If anything, the ambitious title understates what Rochelle Savage covers in a snappy show that sweeps through decades of fitness crazes and the Kiwi fixation with sport, as well as Savage’s own dalliances with a whole alphabet of exercise experiences. 

It is literally alphabetical. Simply costumed in black leotard and tights, adding a few props or costume bits from a battered suitcase, Savage starts with A and cleverly manages to find a sport or exercise beginning with each letter, right through to Z for Zumba, which gets a cool sparkly skirt.

Each subject is illustrated with a gently amusing anecdote from her own life, starting with the three-year-old desperate to do ballet for the tutu and toe shoes, and finally achieving her goal, only to discover the agony of actually dancing on pointe. 

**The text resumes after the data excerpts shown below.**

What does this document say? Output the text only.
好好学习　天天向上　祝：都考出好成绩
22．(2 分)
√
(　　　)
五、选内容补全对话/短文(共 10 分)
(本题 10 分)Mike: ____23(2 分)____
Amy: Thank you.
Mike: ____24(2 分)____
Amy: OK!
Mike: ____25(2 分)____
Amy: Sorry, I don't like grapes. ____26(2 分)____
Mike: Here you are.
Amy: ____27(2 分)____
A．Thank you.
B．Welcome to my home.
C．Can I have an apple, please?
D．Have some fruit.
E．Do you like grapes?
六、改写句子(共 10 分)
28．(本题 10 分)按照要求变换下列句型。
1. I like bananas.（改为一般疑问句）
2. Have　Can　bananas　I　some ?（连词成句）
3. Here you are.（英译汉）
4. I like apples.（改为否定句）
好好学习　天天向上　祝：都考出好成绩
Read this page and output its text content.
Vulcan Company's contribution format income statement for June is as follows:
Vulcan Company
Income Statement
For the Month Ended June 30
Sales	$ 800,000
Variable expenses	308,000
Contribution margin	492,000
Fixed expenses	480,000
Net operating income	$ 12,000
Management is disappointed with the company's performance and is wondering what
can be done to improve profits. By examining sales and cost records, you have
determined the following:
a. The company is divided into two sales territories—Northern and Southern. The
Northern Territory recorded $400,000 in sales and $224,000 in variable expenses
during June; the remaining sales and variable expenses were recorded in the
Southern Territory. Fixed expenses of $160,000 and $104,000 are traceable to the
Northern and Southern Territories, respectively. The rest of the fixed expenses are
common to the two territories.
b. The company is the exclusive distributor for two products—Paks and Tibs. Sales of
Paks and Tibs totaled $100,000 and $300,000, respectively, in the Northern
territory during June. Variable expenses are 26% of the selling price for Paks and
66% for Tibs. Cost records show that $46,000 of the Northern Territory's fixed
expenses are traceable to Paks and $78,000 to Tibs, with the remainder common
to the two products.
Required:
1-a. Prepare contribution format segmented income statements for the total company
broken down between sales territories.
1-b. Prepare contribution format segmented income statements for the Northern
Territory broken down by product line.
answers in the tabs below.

Savage is an engaging, energetic performer, re-enacting each of the sports as she describes them, grabbing audience members to help only with the fondly remembered game of ‘Elastics’. Consequently she puffs a little at times, though maintaining admirable clarity in her vocal delivery throughout. It is extraordinary how many milestones can be marked by sports and exercise crazes: the instant collective recognition of Savage’s rites of passage means she could well afford to relax a little.

Naturally, culpably venal as we are, after D has taken us past disco dancing and the first kiss, the audience is hanging out for Savage to reach S = SEX.  Generously she delivers, frankly but not sleazily, and as she shares her own experiences we are given some useful – I may even say mouth-watering – advice.

The show is satirically political as well as personal, however, and Savage manages to get in many a dig at our values, from the absurd amount of money we will spend on the latest yoga mat, to the intrinsic injustice of our society’s conviction that male sports are more interesting and worthy of considerably more pay, than those of women. 

Shocking statistics are slipped into the patter: 2.9 million for women’s rugby football compared to 59 million for men’s, even though our women’s team has won the World Cup more often, or how much less money Linda Koe made as golf’s Number One than a lesser player’s caddy. The examples are inserted without rancour: the performer is direct without being confrontational, never losing her sense of humour.

The warmth of Rochelle Savage’s personality embraces us, and From Sex to Soccer feels just like spending a cheerful hour with one of your more entertaining friends. It is hard to resist the urge to exclaim aloud, “Hey, yes! I tried that too – it was truly awful wasn’t it – what were we thinking?!”